JavaScript Implementation
import Arcade from "@arcadeai/arcadejs";
import { executeOrAuthorizeZodTool, toZod } from "@arcadeai/arcadejs/lib";
import { Agent, run } from "@openai/agents";
const client = new Arcade();
const googleToolkit = await client.tools.list({
toolkit: "gmail",
limit: 30
});
const tools = toZod({
tools: googleToolkit.items,
client,
userId: "user_123"
});
const agent = new Agent({
name: "Email Agent",
instructions: "Help with email management",
model: "gpt-4o-mini",
tools
});
const result = await run(agent, {
input: "Draft email to team"
});
Multi-Agent Workflows
Open Agent Platform supports agent supervision where one agent coordinates multiple specialized agents.
Supervisor Pattern
Supervisor Agent: Routes tasks to appropriate worker agents
Worker Agents: Handle specific domains (email, calendar, data)

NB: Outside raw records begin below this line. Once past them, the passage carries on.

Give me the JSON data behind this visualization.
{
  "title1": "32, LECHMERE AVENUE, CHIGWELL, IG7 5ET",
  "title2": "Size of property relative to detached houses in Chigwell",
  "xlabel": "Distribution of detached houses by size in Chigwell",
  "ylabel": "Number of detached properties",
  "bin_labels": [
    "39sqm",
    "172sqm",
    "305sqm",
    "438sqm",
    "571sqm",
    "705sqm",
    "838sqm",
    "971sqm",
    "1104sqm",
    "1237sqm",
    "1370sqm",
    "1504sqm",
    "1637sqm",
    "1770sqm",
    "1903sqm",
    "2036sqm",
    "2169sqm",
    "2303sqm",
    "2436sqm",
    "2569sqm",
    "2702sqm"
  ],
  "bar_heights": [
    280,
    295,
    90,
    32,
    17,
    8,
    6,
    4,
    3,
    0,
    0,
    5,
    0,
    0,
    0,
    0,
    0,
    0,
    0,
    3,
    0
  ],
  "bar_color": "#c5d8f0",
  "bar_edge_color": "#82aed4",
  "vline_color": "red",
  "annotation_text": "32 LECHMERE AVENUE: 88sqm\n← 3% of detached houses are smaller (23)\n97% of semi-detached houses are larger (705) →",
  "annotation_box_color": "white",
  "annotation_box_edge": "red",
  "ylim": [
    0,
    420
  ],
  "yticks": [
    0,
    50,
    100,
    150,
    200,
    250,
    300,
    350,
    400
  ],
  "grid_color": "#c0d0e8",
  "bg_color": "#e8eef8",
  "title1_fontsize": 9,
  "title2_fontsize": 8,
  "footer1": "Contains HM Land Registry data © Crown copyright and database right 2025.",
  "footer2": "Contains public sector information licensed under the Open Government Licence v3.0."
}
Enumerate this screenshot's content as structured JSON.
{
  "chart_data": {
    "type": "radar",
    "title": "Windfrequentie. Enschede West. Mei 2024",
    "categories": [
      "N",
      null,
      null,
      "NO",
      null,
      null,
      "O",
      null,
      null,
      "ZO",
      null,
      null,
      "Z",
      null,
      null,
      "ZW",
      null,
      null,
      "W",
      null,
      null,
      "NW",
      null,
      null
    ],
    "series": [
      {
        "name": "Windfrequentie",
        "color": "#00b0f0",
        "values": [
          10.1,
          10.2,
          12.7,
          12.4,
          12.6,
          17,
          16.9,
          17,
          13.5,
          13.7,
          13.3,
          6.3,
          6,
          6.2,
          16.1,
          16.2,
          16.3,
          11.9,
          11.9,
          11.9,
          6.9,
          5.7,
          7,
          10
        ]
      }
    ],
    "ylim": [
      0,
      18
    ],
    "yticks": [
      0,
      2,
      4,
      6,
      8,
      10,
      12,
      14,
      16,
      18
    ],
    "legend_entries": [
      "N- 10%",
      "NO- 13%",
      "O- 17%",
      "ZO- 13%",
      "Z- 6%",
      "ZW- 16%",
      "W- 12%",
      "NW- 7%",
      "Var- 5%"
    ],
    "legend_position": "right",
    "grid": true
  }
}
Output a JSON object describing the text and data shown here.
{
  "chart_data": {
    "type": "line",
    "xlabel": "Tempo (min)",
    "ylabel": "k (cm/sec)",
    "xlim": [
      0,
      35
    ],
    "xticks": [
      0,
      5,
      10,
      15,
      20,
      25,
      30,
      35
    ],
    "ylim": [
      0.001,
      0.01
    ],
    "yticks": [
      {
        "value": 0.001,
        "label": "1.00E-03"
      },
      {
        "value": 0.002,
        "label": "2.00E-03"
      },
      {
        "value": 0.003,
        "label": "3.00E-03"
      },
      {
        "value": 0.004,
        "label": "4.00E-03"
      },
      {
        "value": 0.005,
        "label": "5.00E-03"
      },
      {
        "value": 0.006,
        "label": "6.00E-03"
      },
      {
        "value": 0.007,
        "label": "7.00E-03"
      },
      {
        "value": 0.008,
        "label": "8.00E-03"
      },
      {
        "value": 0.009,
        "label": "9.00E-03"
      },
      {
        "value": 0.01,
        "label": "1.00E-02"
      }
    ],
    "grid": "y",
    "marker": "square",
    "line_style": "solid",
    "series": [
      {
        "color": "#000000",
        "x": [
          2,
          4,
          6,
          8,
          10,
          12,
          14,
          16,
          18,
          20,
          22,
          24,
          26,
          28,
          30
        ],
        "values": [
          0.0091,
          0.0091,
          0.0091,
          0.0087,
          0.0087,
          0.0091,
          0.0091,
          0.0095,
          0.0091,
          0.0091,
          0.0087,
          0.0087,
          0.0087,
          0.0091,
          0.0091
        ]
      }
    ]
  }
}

Shared State: LangGraph manages state across interactions
Configuration:
supervisor = Agent(
name="Task Coordinator",
instructions="Route tasks to specialized agents",
model="gpt-4",
tools=supervisor_tools
)
email_agent = Agent(
name="Email Specialist",
model="gpt-4o-mini",
tools=gmail_tools
)
calendar_agent = Agent(
name="Calendar Specialist",
model="gpt-4o-mini",
tools=calendar_tools
)
Each worker agent maintains independent tool attachments and model configurations while the supervisor orchestrates workflow.
Production Configuration
Rate Limits
Arcade enforces tool execution quotas:
- Free: 100 calls/month
- Starter: 5,000 calls/month
- Growth: 100,000 calls/month
- Enterprise: Custom quotas
Monitor usage through the Arcade dashboard.
Security Setup
Implement these measures:
- Store API keys in secure key management systems
- Enable audit logging for tool executions
- Configure rate limiting at application level
- Verify webhook signatures for auth callbacks
- Regular OAuth scope audits
Monitoring Metrics
Track in production:
- Tool execution success/failure rates
- Authorization completion rates
- API latency per tool
- Token refresh frequency
- User quota consumption
Configure webhooks in Arcade dashboard for real-time alerts.
Update Agent MCP URLs
When changing MCP server configuration, update existing agents:
cd apps/web
npx tsx scripts/update-agents-mcp-url.ts
Required environment variables:
NEXT_PUBLIC_MCP_SERVER_URL=new-url
NEXT_PUBLIC_DEPLOYMENTS=deployments-json
LANGSMITH_API_KEY=langsmith-key
The script:
- Fetches all agents from configured deployments
- Identifies agents with MCP support
- Updates MCP URLs if changed
- Uses LangSmith API for authentication
Troubleshoot Common Issues
MCP Connection Failures
Verify:
NEXT_PUBLIC_MCP_SERVER_URLformatted without trailing/mcp- Network access to Arcade servers
- MCP authentication settings match configuration
- Arcade status page for service health
Authorization Loops
Check:
user_idconsistency across requests- Token storage configuration in Arcade dashboard
- OAuth redirect URLs match registered callbacks
- Token expiration settings
Tool Execution Timeouts
Solutions:
- Increase timeout in agent settings
- Check API rate limits on target services
- Verify network latency between components
- Review Arcade logs for specific errors
Missing Tools
Confirm:
- Toolkit names match available MCP servers
- MCP server connection established
- Tool filtering parameters correct
- Proper authentication to MCP server
Build Custom Tools
Create custom tools using the Arcade Tool SDK:
from arcade_tdk import ToolContext, tool
from arcade_tdk.auth import Google
@tool(
requires_auth=Google(
scopes=["https://www.googleapis.com/auth/gmail.send"]
)
)
async def send_email(
context: ToolContext,
to: str,
subject: str,
body: str
) -> dict:
# Implementation here
pass
Register custom tools in your Arcade deployment configuration and attach them to agents through the MCP server.
Next Steps
Expand your agent capabilities:
- Build custom tools with the Arcade Tool SDK
- Configure RAG integration for knowledge-enhanced agents
- Deploy multi-agent supervisor workflows
- Scale horizontally with load balancing
- Integrate additional MCP servers
The combination of Open Agent Platform orchestration, MCP standardization, and Arcade authentication enables production-ready AI agents that securely interact with real-world systems.